Run the modelling tool on the prepared dataset to create one or more models.
Interpret the models according to your domain knowledge, data mining success criteria, and desired test design. Judge the success of the application of modelling and discovery techniques, and then contact business analysts and domain experts later to discuss the data mining results in the business context. This task only considers models, whereas the evaluation phase also considers all other results produced during the project.
At this stage, you should rank the models and assess them according to the evaluation criteria. You should consider the business objectives and success criteria as far as you can here. In most data mining projects, a single technique is applied more than once, and data mining results are generated with several different techniques.
Phase 5: Evaluation
Evaluate your results: Previous evaluation steps dealt with factors such as the accuracy and generality of the model. During this step, you'll assess the degree to which the model meets your business objectives and seek to determine if there is some business reason why this model is deficient. Another option is to test the model on test applications in the real application if time and budget constraints permit. The evaluation phase also involves assessing any other data mining results you've generated. Data mining results involve models that are necessarily related to the original business objectives and all other findings that are not necessarily related to the original business objectives but might also unveil additional challenges, information, or hints for future directions.
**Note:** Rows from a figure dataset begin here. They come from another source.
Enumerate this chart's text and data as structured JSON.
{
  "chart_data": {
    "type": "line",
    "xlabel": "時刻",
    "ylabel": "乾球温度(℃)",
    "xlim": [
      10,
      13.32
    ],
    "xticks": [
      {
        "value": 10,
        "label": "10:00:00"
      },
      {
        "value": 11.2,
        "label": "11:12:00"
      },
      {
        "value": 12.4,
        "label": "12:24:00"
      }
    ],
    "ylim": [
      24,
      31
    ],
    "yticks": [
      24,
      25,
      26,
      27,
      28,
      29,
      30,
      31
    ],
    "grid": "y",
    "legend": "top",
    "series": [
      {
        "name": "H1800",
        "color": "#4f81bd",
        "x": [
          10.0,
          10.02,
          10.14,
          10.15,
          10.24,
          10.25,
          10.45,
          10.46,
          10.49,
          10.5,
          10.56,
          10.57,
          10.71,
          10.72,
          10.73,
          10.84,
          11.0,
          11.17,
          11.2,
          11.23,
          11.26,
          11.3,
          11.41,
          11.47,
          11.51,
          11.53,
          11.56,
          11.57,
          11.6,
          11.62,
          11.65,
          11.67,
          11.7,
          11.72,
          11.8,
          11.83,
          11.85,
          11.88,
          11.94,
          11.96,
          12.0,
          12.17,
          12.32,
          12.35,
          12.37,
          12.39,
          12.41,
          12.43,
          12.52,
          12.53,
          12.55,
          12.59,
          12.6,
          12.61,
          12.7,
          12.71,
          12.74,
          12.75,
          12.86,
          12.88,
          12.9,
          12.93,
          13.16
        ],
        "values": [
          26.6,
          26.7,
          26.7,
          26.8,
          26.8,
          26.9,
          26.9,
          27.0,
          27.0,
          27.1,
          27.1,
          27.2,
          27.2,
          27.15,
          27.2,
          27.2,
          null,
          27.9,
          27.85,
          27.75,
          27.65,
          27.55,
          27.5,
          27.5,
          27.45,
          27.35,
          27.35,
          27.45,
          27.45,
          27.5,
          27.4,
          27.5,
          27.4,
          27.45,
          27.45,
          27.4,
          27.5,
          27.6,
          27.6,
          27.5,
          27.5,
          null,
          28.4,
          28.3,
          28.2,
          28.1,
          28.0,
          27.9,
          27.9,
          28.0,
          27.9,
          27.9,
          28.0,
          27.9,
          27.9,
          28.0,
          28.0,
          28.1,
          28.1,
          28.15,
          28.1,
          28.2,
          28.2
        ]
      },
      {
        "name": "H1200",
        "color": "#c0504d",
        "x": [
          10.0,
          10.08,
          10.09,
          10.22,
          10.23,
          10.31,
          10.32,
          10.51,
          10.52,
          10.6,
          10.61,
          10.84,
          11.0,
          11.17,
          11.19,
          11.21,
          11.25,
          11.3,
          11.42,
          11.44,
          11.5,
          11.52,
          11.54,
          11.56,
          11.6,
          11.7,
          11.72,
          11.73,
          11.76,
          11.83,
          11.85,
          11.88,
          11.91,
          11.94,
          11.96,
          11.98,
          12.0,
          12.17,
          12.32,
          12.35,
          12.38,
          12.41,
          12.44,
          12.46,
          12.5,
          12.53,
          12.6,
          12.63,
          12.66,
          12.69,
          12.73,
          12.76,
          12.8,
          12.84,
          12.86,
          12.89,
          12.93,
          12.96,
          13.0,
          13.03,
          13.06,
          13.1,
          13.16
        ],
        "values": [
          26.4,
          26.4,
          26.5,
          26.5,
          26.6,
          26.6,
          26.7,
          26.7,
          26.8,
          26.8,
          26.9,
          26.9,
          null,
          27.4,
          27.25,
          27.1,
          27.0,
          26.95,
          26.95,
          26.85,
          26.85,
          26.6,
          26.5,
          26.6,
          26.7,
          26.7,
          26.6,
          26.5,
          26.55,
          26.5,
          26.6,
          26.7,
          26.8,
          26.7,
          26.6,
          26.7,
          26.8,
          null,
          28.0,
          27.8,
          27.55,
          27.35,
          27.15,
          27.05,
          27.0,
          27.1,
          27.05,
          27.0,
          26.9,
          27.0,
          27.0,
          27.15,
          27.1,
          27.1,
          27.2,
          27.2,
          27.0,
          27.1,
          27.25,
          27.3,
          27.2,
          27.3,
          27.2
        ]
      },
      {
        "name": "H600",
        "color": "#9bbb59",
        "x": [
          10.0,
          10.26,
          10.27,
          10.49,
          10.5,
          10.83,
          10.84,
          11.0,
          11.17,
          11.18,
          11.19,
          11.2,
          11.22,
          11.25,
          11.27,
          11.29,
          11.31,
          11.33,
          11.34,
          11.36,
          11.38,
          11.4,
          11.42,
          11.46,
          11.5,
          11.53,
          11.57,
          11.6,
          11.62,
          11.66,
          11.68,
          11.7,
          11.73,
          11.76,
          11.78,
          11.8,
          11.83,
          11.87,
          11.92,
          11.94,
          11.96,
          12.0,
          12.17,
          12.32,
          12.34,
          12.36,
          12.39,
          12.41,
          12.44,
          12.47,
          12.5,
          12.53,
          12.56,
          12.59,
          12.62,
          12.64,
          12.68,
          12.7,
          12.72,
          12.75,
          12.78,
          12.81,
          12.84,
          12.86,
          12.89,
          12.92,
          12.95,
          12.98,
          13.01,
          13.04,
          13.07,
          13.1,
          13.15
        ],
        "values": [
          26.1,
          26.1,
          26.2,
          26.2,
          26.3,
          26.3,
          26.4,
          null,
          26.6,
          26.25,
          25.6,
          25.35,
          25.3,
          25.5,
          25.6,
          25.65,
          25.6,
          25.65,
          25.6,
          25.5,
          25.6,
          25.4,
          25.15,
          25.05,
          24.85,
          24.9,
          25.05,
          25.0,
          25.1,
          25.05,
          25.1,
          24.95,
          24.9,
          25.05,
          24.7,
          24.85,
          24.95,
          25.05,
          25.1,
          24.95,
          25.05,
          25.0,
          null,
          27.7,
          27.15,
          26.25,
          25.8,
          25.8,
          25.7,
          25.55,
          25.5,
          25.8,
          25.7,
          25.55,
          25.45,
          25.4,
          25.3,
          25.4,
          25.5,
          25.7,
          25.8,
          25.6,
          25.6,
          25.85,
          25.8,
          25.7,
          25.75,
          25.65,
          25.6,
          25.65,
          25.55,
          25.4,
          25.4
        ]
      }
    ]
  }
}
At this point, the resulting models appear to be satisfactory and satisfy business needs. It is now appropriate for you to do a more thorough review of the data mining engagement to determine if there is an important factor or task that has somehow been overlooked. This review also covers quality assurance issues. For example: did we correctly build the model? Did we use only the attributes that we are allowed to use and that are available for future analyses?
Determine next steps
You now decide how to proceed depending on the assessment results and the process review. Do you finish this project and move on to deployment, initiate further iterations, or set up new data mining projects? You should also take stock of your remaining resources and budget, which may influence your decisions.
Phase 6: Deployment
Plan deployment: In the deployment stage, you'll take your evaluation results and determine a strategy for their deployment. If a general procedure has been identified to create the relevant model(s), this procedure is documented here for later deployment. It makes sense to consider the ways and means of deployment during the business understanding phase because deployment is crucial to the project's success. This is where predictive analytics helps improve your business's operational side.
Plan monitoring and maintenance
Monitoring and maintenance are important issues if the data mining result becomes part of the day-to-day business and its environment. The careful preparation of a maintenance strategy helps to avoid unnecessarily long periods of incorrect usage of data mining results. The project needs a detailed monitoring process plan to monitor the deployment of the data mining result(s). This plan takes into account the specific type of deployment.
Produce final report
At the end of the project, you will write a final report. Depending on the deployment plan, this report may be only a summary of the project and its experiences (if they have not already been documented as an ongoing activity), or it may be a final and comprehensive presentation of the data mining result.
Assess what went right and wrong, what was done well and what needs improvement.